En réalité, cette collection était un peu déroutante, car vous pouvez trouver le pire comme le meilleur : certaines robes sont assez mal finies et coupées par une modéliste qui ne connait visiblement pas son métier et travaille probablement les points de feston avec des gants de boxe, et, en même temps, vous découvrez une merveille qui vous apparaît comme cette robe jaune avec un bustier de pétales de fleurs tout droit sortie des jardins de Monet et du plus bel effet. La dichotomie entre les deux pièces est tellement flagrante que vous ne pouvez que penser qu’il y a deux créateurs dans la maison.

Yanina, qui usuellement a un thème pour chaque collection, nous propose un communiqué de presse qui n’a aucun sens.
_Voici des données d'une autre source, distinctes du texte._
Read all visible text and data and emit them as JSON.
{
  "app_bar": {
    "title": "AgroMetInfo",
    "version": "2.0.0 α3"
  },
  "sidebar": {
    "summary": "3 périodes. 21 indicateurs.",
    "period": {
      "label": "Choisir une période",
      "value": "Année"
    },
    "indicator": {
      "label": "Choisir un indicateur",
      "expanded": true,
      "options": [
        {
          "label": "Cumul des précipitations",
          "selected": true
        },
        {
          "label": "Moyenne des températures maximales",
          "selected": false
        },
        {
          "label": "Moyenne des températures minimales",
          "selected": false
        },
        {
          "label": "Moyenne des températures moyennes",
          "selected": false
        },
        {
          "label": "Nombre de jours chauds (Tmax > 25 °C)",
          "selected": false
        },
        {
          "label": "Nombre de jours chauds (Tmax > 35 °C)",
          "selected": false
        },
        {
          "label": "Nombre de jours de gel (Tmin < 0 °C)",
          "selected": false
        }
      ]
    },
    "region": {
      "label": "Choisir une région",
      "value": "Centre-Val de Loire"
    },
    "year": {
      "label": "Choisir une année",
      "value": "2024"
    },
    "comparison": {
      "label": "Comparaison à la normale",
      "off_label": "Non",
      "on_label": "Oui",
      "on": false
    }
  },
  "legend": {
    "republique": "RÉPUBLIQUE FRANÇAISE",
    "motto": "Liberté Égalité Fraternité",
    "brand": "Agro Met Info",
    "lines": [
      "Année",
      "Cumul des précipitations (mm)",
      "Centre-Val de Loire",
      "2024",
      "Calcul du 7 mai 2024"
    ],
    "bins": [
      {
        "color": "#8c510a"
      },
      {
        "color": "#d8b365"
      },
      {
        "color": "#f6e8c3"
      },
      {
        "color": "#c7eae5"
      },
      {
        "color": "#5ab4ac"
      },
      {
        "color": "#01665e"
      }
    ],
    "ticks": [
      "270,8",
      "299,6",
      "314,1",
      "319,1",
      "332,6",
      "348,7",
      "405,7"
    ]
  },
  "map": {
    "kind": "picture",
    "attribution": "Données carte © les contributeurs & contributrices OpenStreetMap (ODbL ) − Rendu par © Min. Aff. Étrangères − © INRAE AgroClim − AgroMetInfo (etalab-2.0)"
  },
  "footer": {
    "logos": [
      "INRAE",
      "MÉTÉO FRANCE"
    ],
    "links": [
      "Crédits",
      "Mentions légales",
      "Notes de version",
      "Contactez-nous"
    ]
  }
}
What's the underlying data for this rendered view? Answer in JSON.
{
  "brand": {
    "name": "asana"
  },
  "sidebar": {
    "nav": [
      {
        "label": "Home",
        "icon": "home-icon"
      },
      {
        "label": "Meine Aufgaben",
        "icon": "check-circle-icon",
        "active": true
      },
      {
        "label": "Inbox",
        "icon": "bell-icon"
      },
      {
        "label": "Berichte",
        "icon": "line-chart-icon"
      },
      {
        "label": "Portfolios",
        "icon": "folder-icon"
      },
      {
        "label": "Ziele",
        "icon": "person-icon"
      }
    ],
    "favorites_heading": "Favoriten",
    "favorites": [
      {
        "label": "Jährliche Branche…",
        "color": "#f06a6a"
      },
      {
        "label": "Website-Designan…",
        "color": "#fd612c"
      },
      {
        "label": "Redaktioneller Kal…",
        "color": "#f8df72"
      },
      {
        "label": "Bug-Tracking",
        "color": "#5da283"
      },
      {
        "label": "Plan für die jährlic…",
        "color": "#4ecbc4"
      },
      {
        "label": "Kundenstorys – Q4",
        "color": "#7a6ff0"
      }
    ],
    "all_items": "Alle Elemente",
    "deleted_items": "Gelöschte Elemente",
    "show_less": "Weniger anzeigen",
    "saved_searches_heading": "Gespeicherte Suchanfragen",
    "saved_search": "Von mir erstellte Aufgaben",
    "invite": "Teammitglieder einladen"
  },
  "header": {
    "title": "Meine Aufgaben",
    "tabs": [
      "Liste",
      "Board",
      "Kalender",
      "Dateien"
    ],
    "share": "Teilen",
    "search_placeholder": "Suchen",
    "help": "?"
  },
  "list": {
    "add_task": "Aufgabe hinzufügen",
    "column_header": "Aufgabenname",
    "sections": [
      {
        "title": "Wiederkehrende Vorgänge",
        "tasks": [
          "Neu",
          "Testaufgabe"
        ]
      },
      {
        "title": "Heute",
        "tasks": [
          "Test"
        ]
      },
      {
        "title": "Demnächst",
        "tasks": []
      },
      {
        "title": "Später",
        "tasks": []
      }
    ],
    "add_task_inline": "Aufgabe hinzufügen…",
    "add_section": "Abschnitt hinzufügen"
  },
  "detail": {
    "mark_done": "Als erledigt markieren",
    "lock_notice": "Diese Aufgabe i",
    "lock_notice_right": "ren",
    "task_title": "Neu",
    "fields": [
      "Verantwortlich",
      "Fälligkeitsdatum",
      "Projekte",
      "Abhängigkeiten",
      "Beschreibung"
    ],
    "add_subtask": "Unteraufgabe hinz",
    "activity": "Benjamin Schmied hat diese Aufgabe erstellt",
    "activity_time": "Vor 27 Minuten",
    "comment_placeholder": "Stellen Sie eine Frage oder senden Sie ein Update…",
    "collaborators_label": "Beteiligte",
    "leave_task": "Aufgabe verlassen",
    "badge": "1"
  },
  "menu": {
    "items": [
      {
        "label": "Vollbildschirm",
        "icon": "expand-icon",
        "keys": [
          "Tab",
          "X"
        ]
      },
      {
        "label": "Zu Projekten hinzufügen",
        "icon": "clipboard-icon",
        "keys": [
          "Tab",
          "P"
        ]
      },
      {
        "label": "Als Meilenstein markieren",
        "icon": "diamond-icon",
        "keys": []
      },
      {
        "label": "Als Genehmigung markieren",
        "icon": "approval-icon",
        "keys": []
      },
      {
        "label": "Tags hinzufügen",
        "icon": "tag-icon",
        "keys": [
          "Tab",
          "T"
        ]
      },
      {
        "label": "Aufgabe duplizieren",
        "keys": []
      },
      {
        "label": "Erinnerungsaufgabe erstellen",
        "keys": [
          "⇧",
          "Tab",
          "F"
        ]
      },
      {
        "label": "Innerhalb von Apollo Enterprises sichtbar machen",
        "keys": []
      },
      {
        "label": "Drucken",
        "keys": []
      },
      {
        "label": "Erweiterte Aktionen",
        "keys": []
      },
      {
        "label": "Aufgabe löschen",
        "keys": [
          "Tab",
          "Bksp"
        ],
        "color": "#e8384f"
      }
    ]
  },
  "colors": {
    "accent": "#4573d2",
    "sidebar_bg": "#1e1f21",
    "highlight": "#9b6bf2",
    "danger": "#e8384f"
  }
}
On pourrait imaginer que les robes noires très transparentes des mannequins, qui défilaient devant moi, levaient le voile sur les nuits chaudes de Saint-Pétersbourg. Or, il n’en était rien. Les designers sont ainsi ; une fois, ils nous emportent dans un rêve à l’apogée de la Haute Couture et parfois, nous restons au ras-du-sol. Cette fois-ci nous sommes entre deux eaux. Lire la suite »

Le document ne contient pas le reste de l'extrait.